OmbuCast Episode 1 - Performance improvements using derailed_benchmarks


Hello and welcome to the first OmbuCast by OmbuLabs. In this screencast we'll be taking a look at the derailed_benchmarks gem, and how you can use it to benchmark your Rails application and find, and hopefully fix bottlenecks in your code.

There are two ways you can benchmark your application, one is statically, which uses your Gemfile to check for any gems which might be too big - which take too much memory - and the other one is dynamically. To be able to run these, you'll need to be able to boot your Rails application in production mode locally. To be able to run the benchmarks I'll be showing, you'll need both the derailed_benchmarks gem and also the stackprof gem.

To show how the gem works, I created a test application, which just returns an array - a JSON - which has many users, and it's a Rails 5.2 app. So it probably won't be similar to results you may get from your own applications, but it's good enough for, just showing how to apply these techniques.

So the first thing that you should do is finding out which one of your endpoints is slow, be it in production or in development (usually you'll want to optimize your production endpoints). And when you do that, you will need to measure how many iterations per second the endpoint can do. This is to get a baseline, an idea of how many, or, how fast, your endpoint initially is, and then when you optimize, you can measure if the optimization was good or not. So our first step then would be to run the IPS task that derailed_benchmarks provides and specify that our path to hit will be /users.json.

PATH_TO_HIT=/users.json bundle exec derailed exec perf:ips

So we run this task and it will give us a number, which is the IPS, the iterations per second, in this case it's 263. And this is the starting point, so any modifications that we do to the code should not make it fall under 263 iterations per second for this endpoint in particular. So to start optimizing, one thing we can do is to run the stackprof task that derailed_benchmarks provides, to find where there are any potential bottlenecks.

PATH_TO_HIT=/users.json bundle exec derailed exec perf:stackprof

Like before, we specify the /users.json endpoint, and run the stackprof task. And we get this output from stackprof. The methods on top are the ones that took the most CPU time: the logger, garbage collection. And then there's one that probably jumps out, which is Time.parse, which we're using in our controller here, and it's not exactly a very time consuming task to parse the time, but since it's hard-coded, we can use, which is slightly more performant than Time.parse, and it will accomplish the same result. So what we can do here is to check in a Rails console.

2.4.2 :001 > Time.parse("2018-02-12 12:00:00 UTC").to_i
 => 1518436800

We can cast to integer, and we get the time that we can use for passing to, and then we should do the same for the second one.

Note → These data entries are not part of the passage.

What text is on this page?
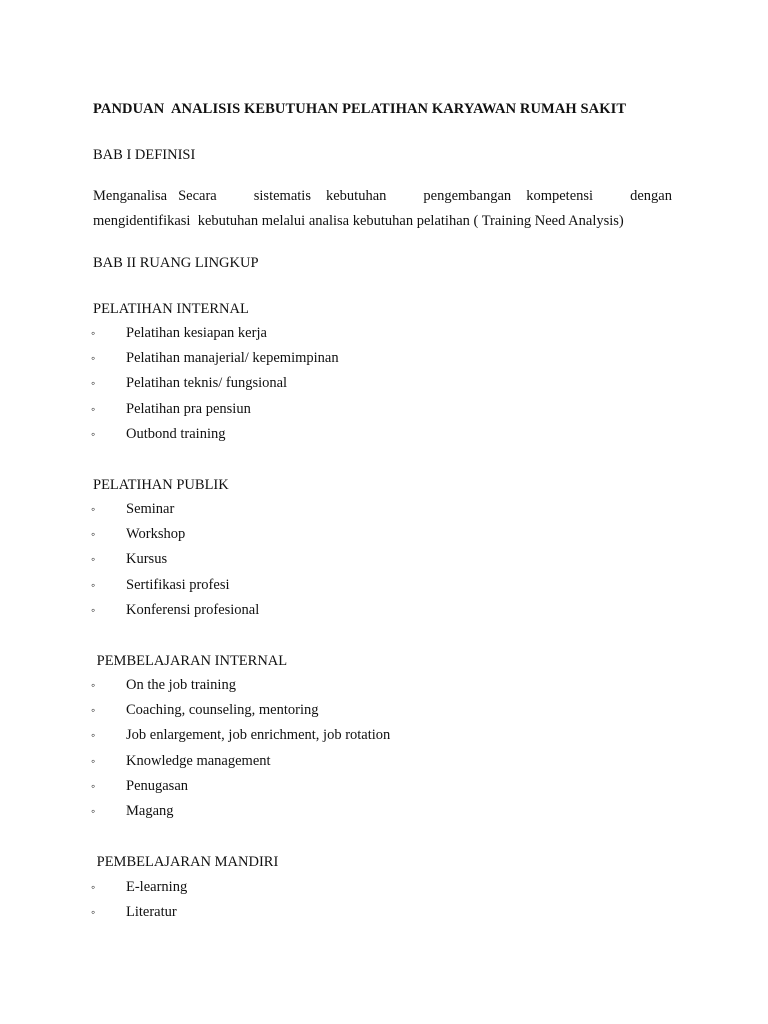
PANDUAN  ANALISIS KEBUTUHAN PELATIHAN KARYAWAN RUMAH SAKIT
BAB I DEFINISI
Menganalisa Secara	sistematis kebutuhan	pengembangan kompetensi	dengan
mengidentifikasi  kebutuhan melalui analisa kebutuhan pelatihan ( Training Need Analysis)
BAB II RUANG LINGKUP
PELATIHAN INTERNAL
◦ Pelatihan kesiapan kerja
◦ Pelatihan manajerial/ kepemimpinan
◦ Pelatihan teknis/ fungsional
◦ Pelatihan pra pensiun
◦ Outbond training
PELATIHAN PUBLIK
◦ Seminar
◦ Workshop
◦ Kursus
◦ Sertifikasi profesi
◦ Konferensi profesional
PEMBELAJARAN INTERNAL
◦ On the job training
◦ Coaching, counseling, mentoring
◦ Job enlargement, job enrichment, job rotation
◦ Knowledge management
◦ Penugasan
◦ Magang
PEMBELAJARAN MANDIRI
◦ E-learning
◦ Literatur
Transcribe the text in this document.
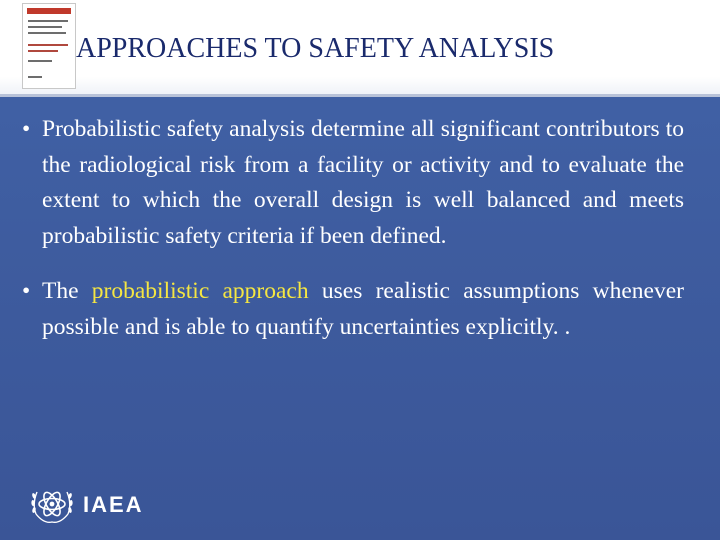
APPROACHES TO SAFETY ANALYSIS
• Probabilistic safety analysis determine all significant contributors to the radiological risk from a facility or activity and to evaluate the extent to which the overall design is well balanced and meets probabilistic safety criteria if been defined.
• The probabilistic approach uses realistic assumptions whenever possible and is able to quantify uncertainties explicitly. .
IAEA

If you apply this kind of refactor in a real application, note that these should probably be constants and not just magic numbers. So now we can run the stackprof task again, and, yeah, Time.parse should now be gone. This doesn't necessarily mean that your iterations per second will be better, it's a good indicator, but you still need to double check. So we can check our IPS again, and, they're roughly the same as before, which makes sense since it's a very small modification, and also a very small app. What we can try and do is make other changes to our app, and one such change can be the optimization of this code here.

users = User.where("send_reminder_at > ?", hour_12).map do |user|
  { id:, email:, full_name: user.full_name }

This is actually instantiating one user per iteration, so for each user, we have to instantiate one object - one user object. So to save memory, we can introduce a gem, it's called pluck_to_hash. It acts like ActiveRecord's pluck, but it produces a hash like the JSON we're trying to produce. So let's try to install it, and see how our iterations per second change, if they change.

users_scope = User.where("send_reminder_at > ?", hour_12)
                  .where("created_at < ?", cut_off_date)
users = users_scope.pluck_to_hash(:id, :email, :full_name)

And now we can run our IPS task again, and measure the change. And yeah, that's a noticeable difference, there's about 60 more iterations per second. Like I mentioned before though, this is a small scale application, so you may have similar results, or you may not, it depends on your application. Since our Rails application is serving a JSON, another gem we can use is called OJ. It stands for "optimized JSON", and it's a faster JSON parser than the default that Rails uses. We'll install it in our app by adding it to the Gemfile. And then we need to create an initializer, and we can check our updated IPS.

# config/initializers/oj.rb


And that's another performance improvement there, it almost - 400 iterations per second from 320 and 270 before that, that's almost 100%, you should keep in mind though that all of these improvements should be done with a good test suite, since you should make sure that these changes don't break compatibility with your current application. And again, these modifications probably don't make much sense in an application this small, but hopefully you can apply them to your larger Rails applications.

And on a final note, you should benchmark, improve, rinse and repeat. I hope you found these techniques useful, let me know in the comments if you have doubts about any of them, and I will see you on the next episode.